起きると、コーヒーの香りがリビングに広がっていた。

珍しく俺が出勤するよりも早く起きたらしいこいつは、マグカップを手に椅子に腰かけている。

容器に入った角砂糖を手で掴みぼちゃぼちゃとコーヒーに落とす相方の横に立ち、呆れつつ聞くと「よく分かんない」という曖昧な返事が返ってきた。

「分かんないって」

なんだよ。

「だって苦手なんだもん、コーヒー」

相方は、俺がお土産で貰った金色のティースプーンでコーヒーをカラカラ混ぜつつ困った顔で笑った。

「苦手なら飲まなきゃ良いのに」

「う」

一口飲んだが、まだ苦かったらしい。
マグカップを再びテーブルへ置き、角砂糖をまた二三個沈めた。

どうやらそれで満足する糖度へ達したらしい。おそるおそるコーヒーを口へ運んだ後、ほっとした表情でこちらを見ている。

「うまいか?」

「甘いよ」

そりゃそうだ。俺はその液体が、コーヒーより砂糖水に近い存在では無いかと疑っているほどだ。

「コーヒーはブラックが良いんだよ」

やれやれ、無理して飲まなくても良いだろうに。
俺は朝食を用意しつつ、自分が飲む分のコーヒーを準備する。

「…じゅんちゃんさ、」

「うん?」

コトリコトリ

朝食が乗った皿をテーブルへ置く。

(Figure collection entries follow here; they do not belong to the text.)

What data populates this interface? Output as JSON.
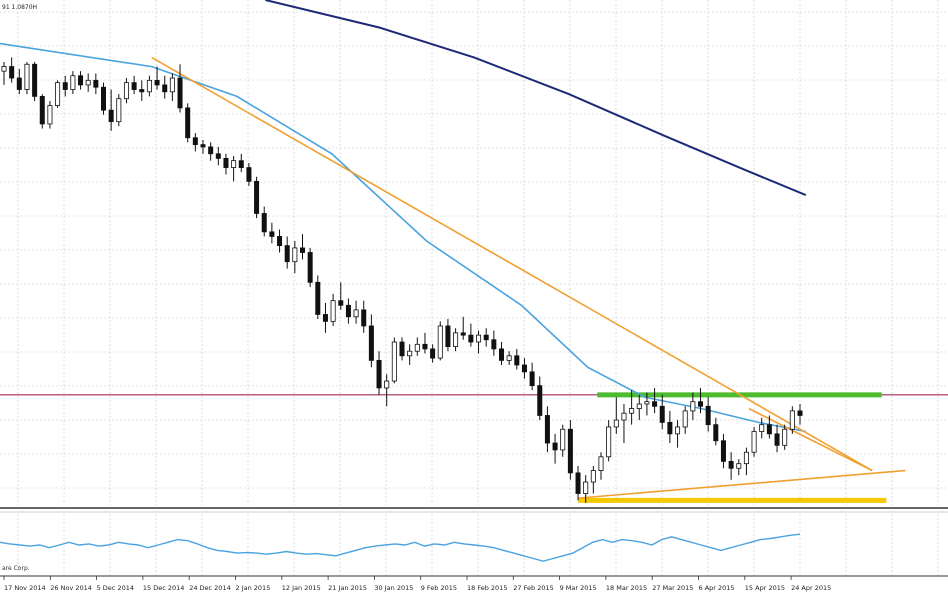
{
  "chart": {
    "header_text": "91 1.0870H",
    "copyright": "are Corp."
  },
  "chart_data": {
    "type": "candlestick",
    "title": "",
    "x_ticks": [
      "17 Nov 2014",
      "26 Nov 2014",
      "5 Dec 2014",
      "15 Dec 2014",
      "24 Dec 2014",
      "2 Jan 2015",
      "12 Jan 2015",
      "21 Jan 2015",
      "30 Jan 2015",
      "9 Feb 2015",
      "18 Feb 2015",
      "27 Feb 2015",
      "9 Mar 2015",
      "18 Mar 2015",
      "27 Mar 2015",
      "6 Apr 2015",
      "15 Apr 2015",
      "24 Apr 2015"
    ],
    "price_axis": {
      "top": 1.265,
      "bottom": 1.045
    },
    "grid": true,
    "candles": [
      [
        1.234,
        1.238,
        1.228,
        1.236
      ],
      [
        1.236,
        1.24,
        1.229,
        1.231
      ],
      [
        1.231,
        1.235,
        1.224,
        1.226
      ],
      [
        1.226,
        1.238,
        1.224,
        1.237
      ],
      [
        1.237,
        1.238,
        1.221,
        1.223
      ],
      [
        1.223,
        1.224,
        1.209,
        1.211
      ],
      [
        1.211,
        1.221,
        1.209,
        1.219
      ],
      [
        1.219,
        1.23,
        1.218,
        1.229
      ],
      [
        1.229,
        1.232,
        1.223,
        1.226
      ],
      [
        1.226,
        1.234,
        1.224,
        1.232
      ],
      [
        1.232,
        1.234,
        1.226,
        1.228
      ],
      [
        1.228,
        1.233,
        1.225,
        1.23
      ],
      [
        1.23,
        1.233,
        1.224,
        1.227
      ],
      [
        1.227,
        1.229,
        1.215,
        1.217
      ],
      [
        1.217,
        1.226,
        1.208,
        1.212
      ],
      [
        1.212,
        1.224,
        1.21,
        1.222
      ],
      [
        1.222,
        1.231,
        1.22,
        1.229
      ],
      [
        1.229,
        1.232,
        1.224,
        1.226
      ],
      [
        1.226,
        1.23,
        1.221,
        1.225
      ],
      [
        1.225,
        1.232,
        1.223,
        1.23
      ],
      [
        1.23,
        1.236,
        1.226,
        1.228
      ],
      [
        1.228,
        1.232,
        1.222,
        1.225
      ],
      [
        1.225,
        1.233,
        1.221,
        1.231
      ],
      [
        1.231,
        1.237,
        1.216,
        1.218
      ],
      [
        1.218,
        1.22,
        1.203,
        1.205
      ],
      [
        1.205,
        1.207,
        1.199,
        1.202
      ],
      [
        1.202,
        1.204,
        1.198,
        1.201
      ],
      [
        1.201,
        1.203,
        1.195,
        1.198
      ],
      [
        1.198,
        1.201,
        1.193,
        1.196
      ],
      [
        1.196,
        1.198,
        1.189,
        1.192
      ],
      [
        1.192,
        1.197,
        1.186,
        1.195
      ],
      [
        1.195,
        1.198,
        1.19,
        1.192
      ],
      [
        1.192,
        1.194,
        1.184,
        1.186
      ],
      [
        1.186,
        1.188,
        1.17,
        1.172
      ],
      [
        1.172,
        1.175,
        1.162,
        1.164
      ],
      [
        1.164,
        1.168,
        1.159,
        1.162
      ],
      [
        1.162,
        1.165,
        1.155,
        1.158
      ],
      [
        1.158,
        1.162,
        1.148,
        1.151
      ],
      [
        1.151,
        1.16,
        1.146,
        1.157
      ],
      [
        1.157,
        1.163,
        1.152,
        1.155
      ],
      [
        1.155,
        1.157,
        1.14,
        1.142
      ],
      [
        1.142,
        1.145,
        1.126,
        1.128
      ],
      [
        1.128,
        1.133,
        1.12,
        1.125
      ],
      [
        1.125,
        1.137,
        1.123,
        1.134
      ],
      [
        1.134,
        1.142,
        1.13,
        1.132
      ],
      [
        1.132,
        1.135,
        1.124,
        1.127
      ],
      [
        1.127,
        1.134,
        1.124,
        1.13
      ],
      [
        1.13,
        1.134,
        1.12,
        1.123
      ],
      [
        1.123,
        1.128,
        1.105,
        1.108
      ],
      [
        1.108,
        1.112,
        1.093,
        1.096
      ],
      [
        1.096,
        1.102,
        1.088,
        1.099
      ],
      [
        1.099,
        1.118,
        1.098,
        1.116
      ],
      [
        1.116,
        1.118,
        1.108,
        1.11
      ],
      [
        1.11,
        1.115,
        1.106,
        1.112
      ],
      [
        1.112,
        1.118,
        1.11,
        1.115
      ],
      [
        1.115,
        1.12,
        1.111,
        1.113
      ],
      [
        1.113,
        1.115,
        1.107,
        1.109
      ],
      [
        1.109,
        1.125,
        1.108,
        1.123
      ],
      [
        1.123,
        1.126,
        1.112,
        1.114
      ],
      [
        1.114,
        1.122,
        1.112,
        1.12
      ],
      [
        1.12,
        1.127,
        1.117,
        1.119
      ],
      [
        1.119,
        1.124,
        1.114,
        1.116
      ],
      [
        1.116,
        1.121,
        1.111,
        1.119
      ],
      [
        1.119,
        1.122,
        1.114,
        1.117
      ],
      [
        1.117,
        1.121,
        1.11,
        1.113
      ],
      [
        1.113,
        1.116,
        1.106,
        1.108
      ],
      [
        1.108,
        1.112,
        1.106,
        1.11
      ],
      [
        1.11,
        1.113,
        1.104,
        1.106
      ],
      [
        1.106,
        1.109,
        1.1,
        1.103
      ],
      [
        1.103,
        1.107,
        1.095,
        1.097
      ],
      [
        1.097,
        1.101,
        1.082,
        1.084
      ],
      [
        1.084,
        1.088,
        1.068,
        1.072
      ],
      [
        1.072,
        1.076,
        1.063,
        1.069
      ],
      [
        1.069,
        1.08,
        1.066,
        1.078
      ],
      [
        1.078,
        1.082,
        1.056,
        1.059
      ],
      [
        1.059,
        1.062,
        1.047,
        1.05
      ],
      [
        1.05,
        1.058,
        1.046,
        1.055
      ],
      [
        1.055,
        1.062,
        1.05,
        1.06
      ],
      [
        1.06,
        1.068,
        1.056,
        1.066
      ],
      [
        1.066,
        1.082,
        1.064,
        1.079
      ],
      [
        1.079,
        1.092,
        1.076,
        1.082
      ],
      [
        1.082,
        1.089,
        1.072,
        1.085
      ],
      [
        1.085,
        1.095,
        1.08,
        1.087
      ],
      [
        1.087,
        1.093,
        1.082,
        1.089
      ],
      [
        1.089,
        1.094,
        1.084,
        1.09
      ],
      [
        1.09,
        1.096,
        1.085,
        1.088
      ],
      [
        1.088,
        1.093,
        1.078,
        1.081
      ],
      [
        1.081,
        1.086,
        1.072,
        1.076
      ],
      [
        1.076,
        1.082,
        1.07,
        1.079
      ],
      [
        1.079,
        1.088,
        1.076,
        1.086
      ],
      [
        1.086,
        1.094,
        1.082,
        1.09
      ],
      [
        1.09,
        1.096,
        1.085,
        1.088
      ],
      [
        1.088,
        1.092,
        1.077,
        1.08
      ],
      [
        1.08,
        1.083,
        1.071,
        1.073
      ],
      [
        1.073,
        1.076,
        1.061,
        1.064
      ],
      [
        1.064,
        1.068,
        1.056,
        1.061
      ],
      [
        1.061,
        1.065,
        1.058,
        1.063
      ],
      [
        1.063,
        1.07,
        1.058,
        1.068
      ],
      [
        1.068,
        1.079,
        1.066,
        1.077
      ],
      [
        1.077,
        1.083,
        1.074,
        1.08
      ],
      [
        1.08,
        1.084,
        1.074,
        1.076
      ],
      [
        1.076,
        1.08,
        1.068,
        1.071
      ],
      [
        1.071,
        1.08,
        1.069,
        1.078
      ],
      [
        1.078,
        1.088,
        1.076,
        1.086
      ],
      [
        1.086,
        1.089,
        1.08,
        1.084
      ]
    ],
    "moving_averages": [
      {
        "color": "#4aa3df",
        "x": [
          0,
          0.16,
          0.25,
          0.35,
          0.45,
          0.55,
          0.62,
          0.68,
          0.74,
          0.8,
          0.85
        ],
        "y": [
          1.246,
          1.236,
          1.223,
          1.198,
          1.16,
          1.132,
          1.105,
          1.092,
          1.087,
          1.081,
          1.077
        ]
      },
      {
        "color": "#1e2a78",
        "x": [
          0.28,
          0.4,
          0.5,
          0.6,
          0.7,
          0.78,
          0.85
        ],
        "y": [
          1.265,
          1.253,
          1.24,
          1.224,
          1.206,
          1.192,
          1.18
        ]
      }
    ],
    "trend_lines": [
      {
        "color": "#f0a030",
        "x": [
          0.16,
          0.92
        ],
        "y": [
          1.24,
          1.06
        ]
      },
      {
        "color": "#f0a030",
        "x": [
          0.61,
          0.955
        ],
        "y": [
          1.048,
          1.06
        ]
      },
      {
        "color": "#f0a030",
        "x": [
          0.79,
          0.92
        ],
        "y": [
          1.087,
          1.06
        ]
      }
    ],
    "horizontal_levels": [
      {
        "color": "#a0285a",
        "y": 1.093
      },
      {
        "color": "#4cbb2e",
        "y": 1.093,
        "x_range": [
          0.63,
          0.93
        ]
      },
      {
        "color": "#f5c800",
        "y": 1.047,
        "x_range": [
          0.61,
          0.935
        ]
      }
    ],
    "oscillator": {
      "values": [
        0.55,
        0.52,
        0.5,
        0.48,
        0.5,
        0.45,
        0.5,
        0.55,
        0.5,
        0.52,
        0.48,
        0.5,
        0.55,
        0.52,
        0.5,
        0.45,
        0.5,
        0.55,
        0.6,
        0.58,
        0.52,
        0.45,
        0.4,
        0.38,
        0.35,
        0.36,
        0.35,
        0.33,
        0.35,
        0.38,
        0.35,
        0.33,
        0.34,
        0.32,
        0.3,
        0.35,
        0.4,
        0.45,
        0.48,
        0.5,
        0.52,
        0.5,
        0.55,
        0.48,
        0.52,
        0.5,
        0.55,
        0.52,
        0.5,
        0.48,
        0.45,
        0.4,
        0.35,
        0.3,
        0.25,
        0.2,
        0.25,
        0.3,
        0.35,
        0.45,
        0.55,
        0.6,
        0.55,
        0.6,
        0.58,
        0.55,
        0.5,
        0.6,
        0.65,
        0.6,
        0.55,
        0.5,
        0.45,
        0.4,
        0.45,
        0.5,
        0.55,
        0.6,
        0.62,
        0.65,
        0.68,
        0.7
      ]
    }
  }
}
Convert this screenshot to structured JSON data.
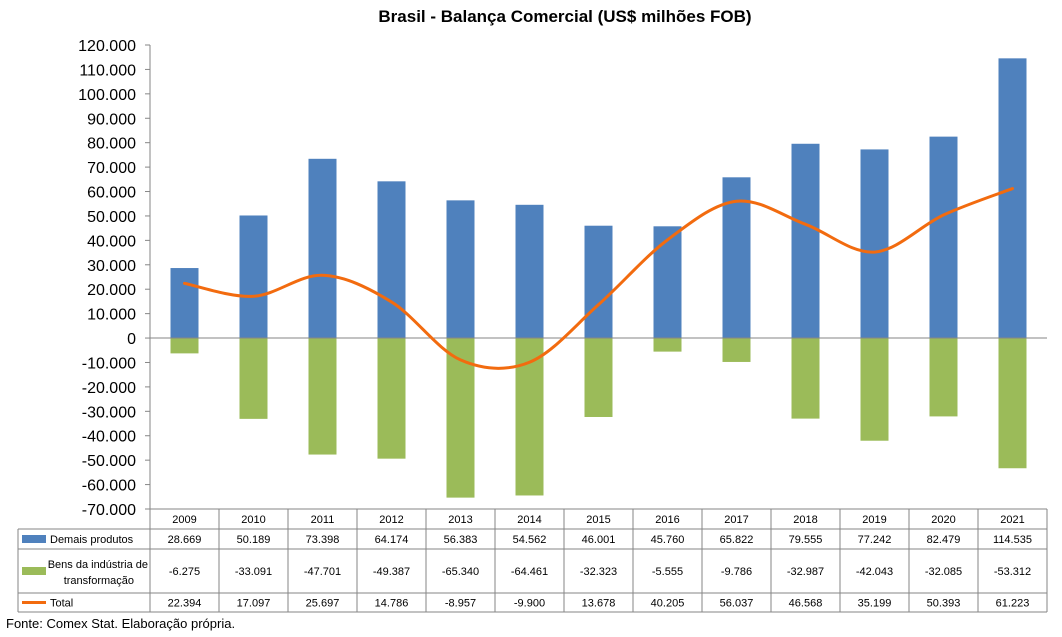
{
  "chart_data": {
    "type": "bar",
    "title": "Brasil - Balança Comercial (US$ milhões FOB)",
    "categories": [
      "2009",
      "2010",
      "2011",
      "2012",
      "2013",
      "2014",
      "2015",
      "2016",
      "2017",
      "2018",
      "2019",
      "2020",
      "2021"
    ],
    "ylim": [
      -70000,
      120000
    ],
    "yticks": [
      {
        "value": 120000,
        "label": "120.000"
      },
      {
        "value": 110000,
        "label": "110.000"
      },
      {
        "value": 100000,
        "label": "100.000"
      },
      {
        "value": 90000,
        "label": "90.000"
      },
      {
        "value": 80000,
        "label": "80.000"
      },
      {
        "value": 70000,
        "label": "70.000"
      },
      {
        "value": 60000,
        "label": "60.000"
      },
      {
        "value": 50000,
        "label": "50.000"
      },
      {
        "value": 40000,
        "label": "40.000"
      },
      {
        "value": 30000,
        "label": "30.000"
      },
      {
        "value": 20000,
        "label": "20.000"
      },
      {
        "value": 10000,
        "label": "10.000"
      },
      {
        "value": 0,
        "label": "0"
      },
      {
        "value": -10000,
        "label": "-10.000"
      },
      {
        "value": -20000,
        "label": "-20.000"
      },
      {
        "value": -30000,
        "label": "-30.000"
      },
      {
        "value": -40000,
        "label": "-40.000"
      },
      {
        "value": -50000,
        "label": "-50.000"
      },
      {
        "value": -60000,
        "label": "-60.000"
      },
      {
        "value": -70000,
        "label": "-70.000"
      }
    ],
    "grid": false,
    "legend": "data-table",
    "series": [
      {
        "name": "Demais produtos",
        "kind": "bar",
        "color": "#4f81bd",
        "values": [
          28669,
          50189,
          73398,
          64174,
          56383,
          54562,
          46001,
          45760,
          65822,
          79555,
          77242,
          82479,
          114535
        ],
        "labels": [
          "28.669",
          "50.189",
          "73.398",
          "64.174",
          "56.383",
          "54.562",
          "46.001",
          "45.760",
          "65.822",
          "79.555",
          "77.242",
          "82.479",
          "114.535"
        ]
      },
      {
        "name": "Bens da indústria de transformação",
        "name_lines": [
          "Bens da indústria de",
          "transformação"
        ],
        "kind": "bar",
        "color": "#9bbb59",
        "values": [
          -6275,
          -33091,
          -47701,
          -49387,
          -65340,
          -64461,
          -32323,
          -5555,
          -9786,
          -32987,
          -42043,
          -32085,
          -53312
        ],
        "labels": [
          "-6.275",
          "-33.091",
          "-47.701",
          "-49.387",
          "-65.340",
          "-64.461",
          "-32.323",
          "-5.555",
          "-9.786",
          "-32.987",
          "-42.043",
          "-32.085",
          "-53.312"
        ]
      },
      {
        "name": "Total",
        "kind": "line",
        "color": "#f26b0f",
        "values": [
          22394,
          17097,
          25697,
          14786,
          -8957,
          -9900,
          13678,
          40205,
          56037,
          46568,
          35199,
          50393,
          61223
        ],
        "labels": [
          "22.394",
          "17.097",
          "25.697",
          "14.786",
          "-8.957",
          "-9.900",
          "13.678",
          "40.205",
          "56.037",
          "46.568",
          "35.199",
          "50.393",
          "61.223"
        ]
      }
    ]
  },
  "footer": {
    "source": "Fonte: Comex Stat. Elaboração própria."
  }
}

今日は二人分だ。

少し高い椅子で足をブラブラさせている相方は拗ねている……ようにも見える。理由が全く分からないけど。

向かい側の席に座る。

「じゅんちゃんさ、いつも朝一人でコーヒー飲んでるじゃん」

「お前、その時大体寝てるもんな」

まぁこいつの仕事柄、しょうがないんだけど。

「そういう話じゃなくて!」

「はいはい」

「むー」

この歳で頬を膨らませてすねるとかどうなの?
それが可愛いとか思っちゃう俺なんなの?

焼いたトーストをかじりながら、そろそろコーヒーがちょうどいい頃かと立ち上がった。

キッチンへ向かう俺を追いかけてくる足音がある。

「ん」

なんだなんだ。

コーヒーが入った容器を手に振りかえる。

相方は手にマグカップを持っていた。

「誰かと一緒に飲んだ方がおいしいでしょ?」

ふわり。
コーヒーと共に、笑顔が香った。

同じコーヒーっていうのは俺の理想だけどと笑うこいつを見ていたら、好きで好きでやっぱり好きで、どうしようもなく幸せで堪らなくなった。

「牛乳」

「え?」

「牛乳飲めるよな」

うんという返事を待たず、冷蔵庫を開けて牛乳のパックを手に取った。

俺のコーヒーと牛乳と、こいつのコーヒー。

「うわ、甘っ」

「ちょっと…苦い」

でも、おいしいね。

その言葉に頷きはしなかったが、次の日から一緒にカフェオレを飲むのがうちの習慣になった。